Nigel Kennedy, der aus einer Musikerfamilie stammende knapp 55 jährige britische Violinist, sagt von sich selbst: "Wer will, kann mich einen klassischen Geiger nennen; ich selbst verstehe mich als einen Musiker der einfach nur Musik spielt - und nicht nur eine Art von Musik." Er erhält bereits mit 7 Jahren das erste Stipendium an der renommierten Yehudi-Menuhi-School in London und wird auch von ihm betreut. Seine 1989 erschienene Version von Vivaldis "Vier Jahreszeiten" war über ein Jahr auf Platz 1 der britischen Klassikcharts und ist mit 3 Millionen verkauften Exemplaren das meist verkaufte Klassikalbum aller Zeiten. Beides hat ihm sogar einen Eintrag in das Guinness Buch der Rekorde beschert.  Respekt ! Und am Abend dieses dauernebligen Herbstsonntages macht er während seiner derzeitigen Deutschlandtournee auch Hannover im bereits 100 jährigen Kuppelsaal seine Aufwartung.

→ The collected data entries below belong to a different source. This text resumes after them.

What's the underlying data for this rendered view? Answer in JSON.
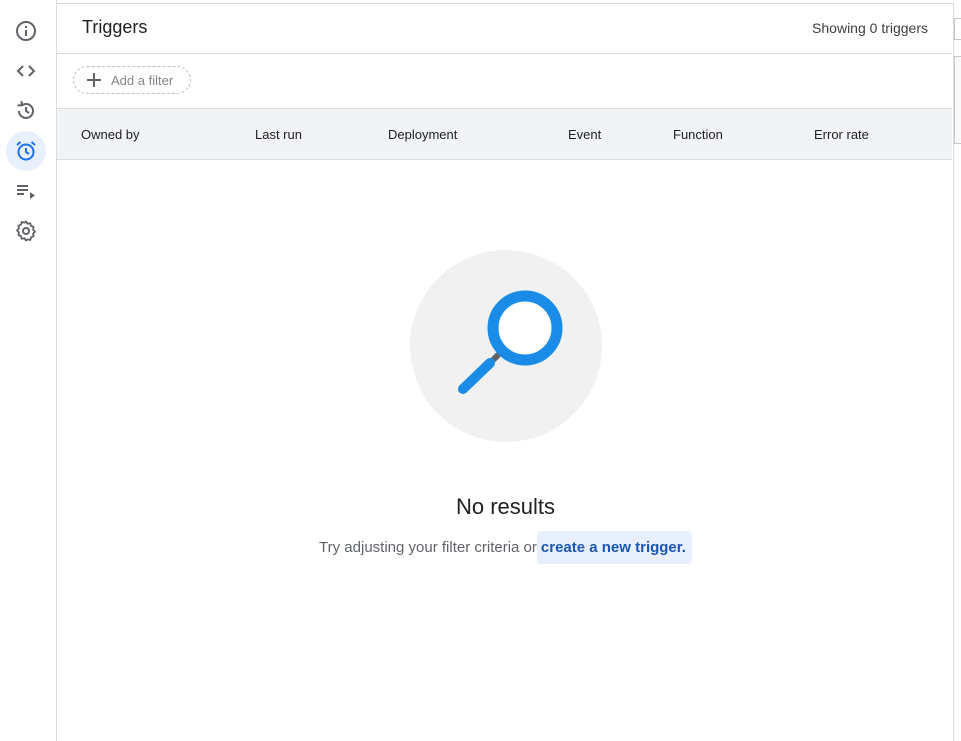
{
  "rail": {
    "items": [
      {
        "icon": "info-icon"
      },
      {
        "icon": "code-icon"
      },
      {
        "icon": "history-icon"
      },
      {
        "icon": "alarm-clock-icon",
        "active": true
      },
      {
        "icon": "playlist-play-icon"
      },
      {
        "icon": "gear-icon"
      }
    ],
    "active_color": "#1a73e8",
    "active_bg": "#e8f0fe"
  },
  "header": {
    "title": "Triggers",
    "count_text": "Showing 0 triggers"
  },
  "filter": {
    "add_label": "Add a filter"
  },
  "table": {
    "columns": [
      "Owned by",
      "Last run",
      "Deployment",
      "Event",
      "Function",
      "Error rate"
    ]
  },
  "empty_state": {
    "icon": "magnifier-icon",
    "heading": "No results",
    "hint": "Try adjusting your filter criteria or",
    "link": "create a new trigger."
  },
  "colors": {
    "accent": "#1a73e8",
    "magnifier": "#1a8ce8",
    "link": "#1a56b4"
  }
}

Wie unterschiedlich die Rahmenbedingungen bei Konzerten doch sind, stelle ich bereits vor Beginn fest: Ich verbringe die Wartezeit bis zur Öffnung der Saaltüren mit einem kleinen Snack, bestehend aus Partylachsbrötchen auf Porzellanteller mit Baumwolltischdecke und nicht wie sonst bei Großkonzerten mit lauwarmer Pizza auf Pappteller im zugigen Eingangsbereich. "Natürlich!". "Sehr gerne." "Vielen Dank und viel Vergnügen!" Auch die Kommunikation ist gegenüber der bei Arenakonzerten ("Nehmen Sie jetzt sofort Ihre Plätze ein!! ) wie Balsam für die Seele, so dass ich mich frage, warum ich mir dennoch immer wieder die Megashows antue? Die Mehrzahl der Gäste deren Durchschnittsalter bei etwa 180 Jahreszeiten liegen mag, führt standesgemäß die frisch gereinigte Abendgarderobe vor. Da Parkett und Unterrang jeweils nur zu gut zwei Drittel besetzt sind, werden meine Sitznachbarn und ich von den freundlichen Servicemitarbeitern angesprochen ob wir nicht "selbstverständlich gerne" auch im Parkett Platz nehmen möchten? Das bedeutet in Zahlen: ein Sitzplatz für gut 80,- EURO zum Preis von 64,- EURO. So etwas lasse ich mir schon alleine wegen der besseren Sicht nicht zwei Mal sagen


Leicht verspätet erfüllen ab ca. 20.15 Uhr zunächst Vivaldis klassische Klänge der "Vier Jahreszeiten" den schönen Konzertsaal, dargeboten von einem, nun sagen wir mal - exzentrisch wirkenden Musiker,  der jedoch genau weiß was er tut und vor allem was er kann. Interpretiert wird die wunderbare Musik im wahrsten Sinne des Wortes durch seine eigene Note, so z.B. durch so manche schrägen Töne aus seiner E-Geige.  Wobei "schräg" bitte nicht mit "falsch" verwechselt werden darf! Wer genau hin sieht bemerkt wie Mr. Kennedy seinen Schabernack mit dem Orchester treibt. Und so crazy er auch mit seiner  punkerhaften Ausstrahlung und seinen mit britischem Humor gespickten Ansagen an das Publikum wirkt, so hat es der Mann, meiner, in Sachen Klassik jungfräulichen Sicht, einfach nur drauf. So schnell wie manchmal im echten Leben, sind auch an diesem Abend die vier Jahreszeiten schon wieder vorbei, und das zufriedene Publikum wird gegen 21.30 Uhr in die 15 minütige Pipi- und Prosecco Pause geschickt. Erstes Fazit: US-amerikanische Wissenschaftler haben heraus gefunden, daß Kühe bei Musik von Metal, insbesondere KISS, nicht nur schlechtere sondern auch weniger Milch geben. Das kann ich jetzt sogar irgendwie nachvollziehen - ohne meine heilige Band oder meinen, sonst heiß geliebten Musikstil schlecht machen zu wollen!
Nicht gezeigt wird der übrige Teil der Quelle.